Amy Watson, a consultant to the city, wrote in an op-ed in The Oregonian that the fact that several of the people disrupting meetings say they have a history of mental illness does not excuse the planned disruptions or verbal abuse.
"This small group of mean-spirited individuals cannot be allowed to dominate meetings and drown out other community members," she wrote.
That said, the fact that the city hasn't taken a harder line against the disruptions could now undermine its legal chances. Simon argued that the city should try lesser alternatives before depriving people of their free speech right to testify on city matters, Oleske noted. So it could work against the city that Mayor Ted Wheeler and his predecessor, Charlie Hales, have tolerated many disruptions without ejecting people, but now say they need a new policy.
The fact that this is an untested issue "makes it all the more difficult to predict how a case might come out," Oleske said.
Norman Williams, an associate dean and constitutional law professor at Willamette University College of Law, says the city has a good chance of winning, especially if the case reaches the 9th Circuit or U.S. Supreme Court.
Williams noted that the U.S. Supreme Court in 1970 ruled that a repeatedly disruptive defendant could be deprived of his Sixth Amendment right to attend his own trial. Arguably, Williams said, "You have a greater right to attend your own criminal trial by virtue of the Sixth Amendment then you do to attend a City Council proceeding by virtue of the First Amendment."

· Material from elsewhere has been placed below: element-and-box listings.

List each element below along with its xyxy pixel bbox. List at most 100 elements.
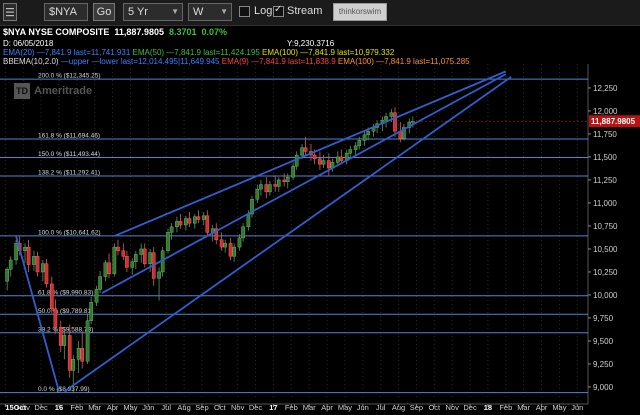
candle-body [259,184,263,190]
y-tick-label: 12,000 [593,107,618,116]
y-tick-label: 10,250 [593,268,618,277]
candle-body [142,248,147,264]
x-tick-label: 17 [269,403,277,412]
fib-level-label: 200.0 % ($12,345.25) [38,73,101,80]
candle-body [318,158,322,165]
y-tick-label: 9,750 [593,314,614,323]
y-tick-label: 11,750 [593,130,617,139]
candlesticks [5,107,415,393]
x-tick-label: Feb [70,403,83,412]
candle-body [62,335,67,346]
candle-body [353,145,358,150]
price-chart[interactable]: 200.0 % ($12,345.25) 161.8 % ($11,694.46)… [0,0,640,415]
candle-body [187,218,192,224]
y-tick-label: 9,000 [593,383,614,392]
y-axis: 9,000 9,250 9,500 9,750 10,000 10,250 10,500 10… [588,84,618,392]
candle-body [268,184,272,193]
candle-body [35,256,40,273]
candle-body [44,263,49,285]
x-tick-label: Mar [303,403,316,412]
candle-body [312,154,317,159]
fib-level-label: 50.0 % ($9,789.81) [38,308,93,315]
candle-body [53,308,58,328]
candle-body [348,149,353,154]
candle-body [26,246,31,265]
x-tick-label: Jul [376,403,386,412]
candle-body [393,112,397,132]
fib-level-label: 100.0 % ($10,641.62) [38,229,101,236]
candle-body [169,226,174,233]
candle-body [389,112,394,117]
candle-body [94,289,99,303]
x-tick-label: Mar [517,403,530,412]
x-tick-label: May [338,403,352,412]
candle-body [107,262,111,274]
trend-line [114,70,507,237]
candle-body [273,184,278,187]
x-tick-label: Feb [499,403,512,412]
candle-body [175,221,179,228]
fib-level-label: 0.0 % ($8,937.99) [38,386,90,393]
x-tick-label: 16 [55,403,63,412]
candle-body [8,259,13,270]
trend-line [63,76,512,393]
x-tick-label: Sep [195,403,208,412]
candle-body [116,246,120,251]
x-tick-label: Oct [428,403,441,412]
y-tick-label: 10,750 [593,222,618,231]
candle-body [362,134,367,141]
fib-level-label: 38.2 % ($9,588.78) [38,326,93,333]
x-tick-label: May [123,403,137,412]
x-tick-label: Jul [161,403,171,412]
x-tick-label: Dec [34,403,48,412]
y-tick-label: 9,500 [593,337,614,346]
candle-body [121,250,126,257]
candle-body [277,179,281,187]
y-tick-label: 9,250 [593,360,614,369]
x-tick-label: Mar [88,403,101,412]
x-tick-label: Apr [536,403,548,412]
candle-body [246,213,251,228]
y-tick-label: 11,250 [593,176,617,185]
candle-body [76,348,81,360]
candle-body [157,271,161,279]
candle-body [205,215,210,233]
x-tick-label: Aug [392,403,405,412]
fib-level-label: 161.8 % ($11,694.46) [38,133,100,140]
ameritrade-text: Ameritrade [34,85,93,97]
candle-body [193,216,197,224]
candle-body [223,243,227,248]
candle-body [139,248,143,255]
candle-body [196,216,201,220]
x-tick-label: Nov [445,403,459,412]
x-tick-label: Apr [107,403,119,412]
x-tick-label: Sep [410,403,423,412]
candle-body [291,165,295,178]
candle-body [71,359,76,371]
candle-body [184,218,188,226]
last-price-badge-label: 11,887.9805 [591,117,636,126]
candle-body [85,320,90,362]
candle-body [366,130,370,136]
candle-body [58,326,63,346]
candle-body [67,335,72,371]
x-tick-label: 18 [484,403,492,412]
candle-body [282,179,286,182]
x-tick-label: Nov [17,403,31,412]
candle-body [98,276,102,290]
x-tick-label: Oct [214,403,227,412]
candle-body [228,243,233,257]
candle-body [80,348,85,362]
candle-body [327,160,331,169]
candle-body [14,243,18,261]
candle-body [384,116,388,121]
candle-body [130,261,135,268]
y-tick-label: 10,500 [593,245,618,254]
candle-body [232,246,236,257]
y-tick-label: 10,000 [593,291,618,300]
candle-body [255,188,260,200]
ameritrade-watermark: TD Ameritrade [14,83,92,99]
x-tick-label: Apr [321,403,333,412]
candle-body [285,176,290,182]
candle-body [134,254,138,263]
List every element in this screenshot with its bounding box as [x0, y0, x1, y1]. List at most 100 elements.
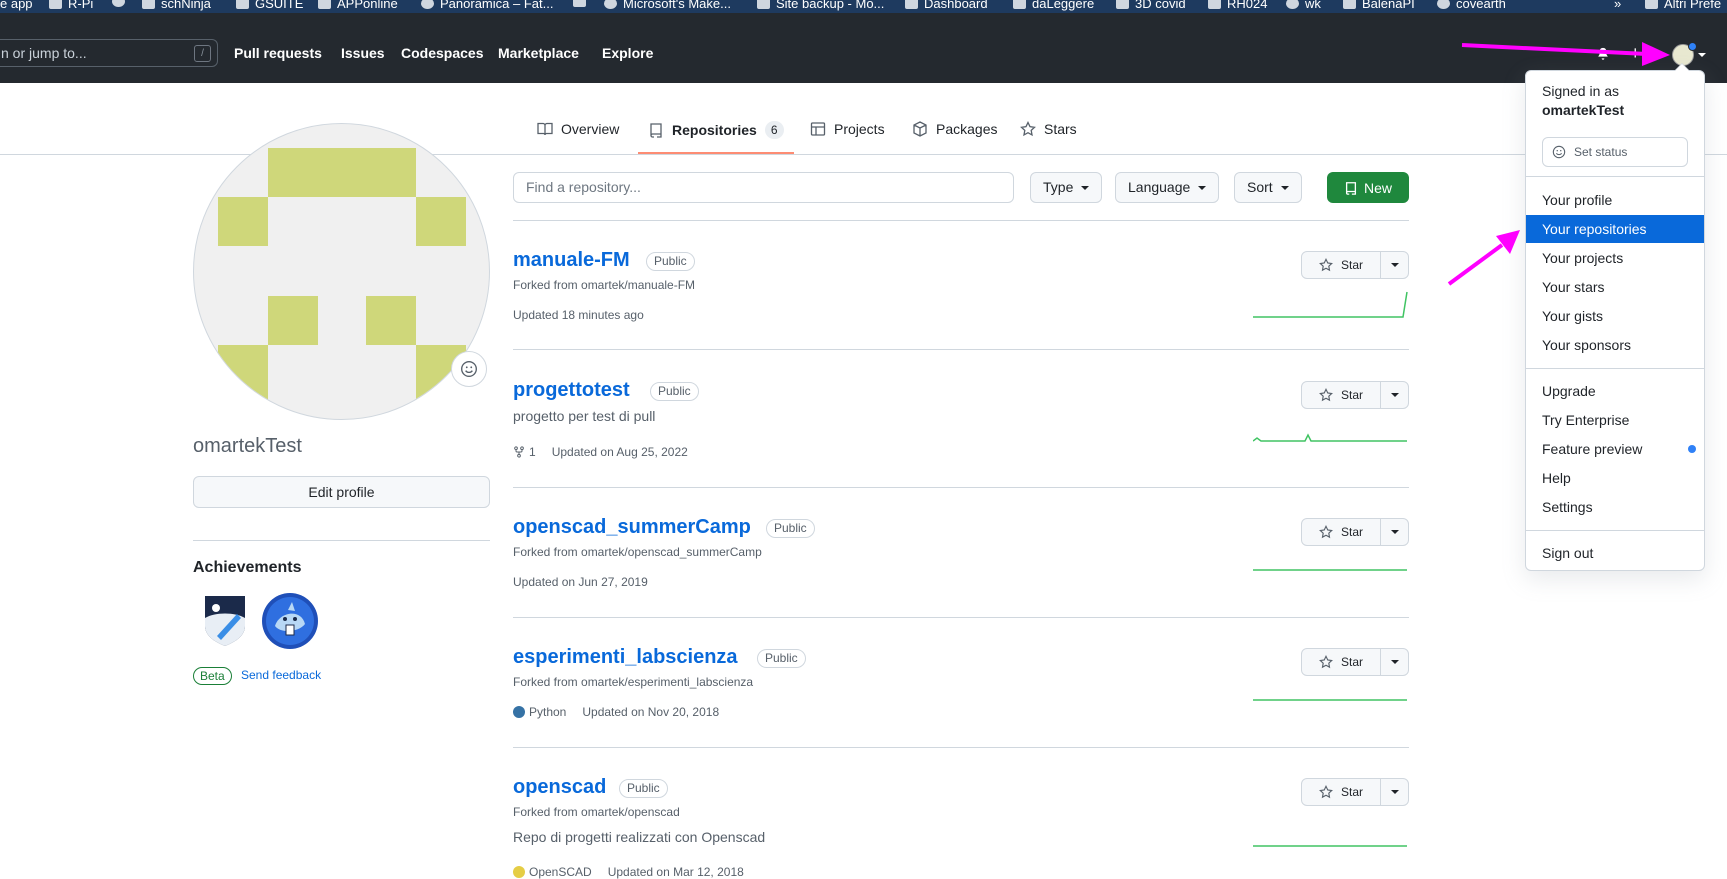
- nav-marketplace[interactable]: Marketplace: [498, 45, 579, 61]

"I am a civil libertarian, so I am sympathetic to the ACLU's position here, which is you don't want to empower the council to start excluding people too willy-nilly," he added. "But what's important to my mind as a civil libertarian is the right of other citizens to go to the City Council meeting to try to make their voices heard. (They) are getting drowned out when this stuff happens. I don't see this as the protesters versus the city, I see this as the protesters versus other citizens whose voices get lost when the chaos erupts."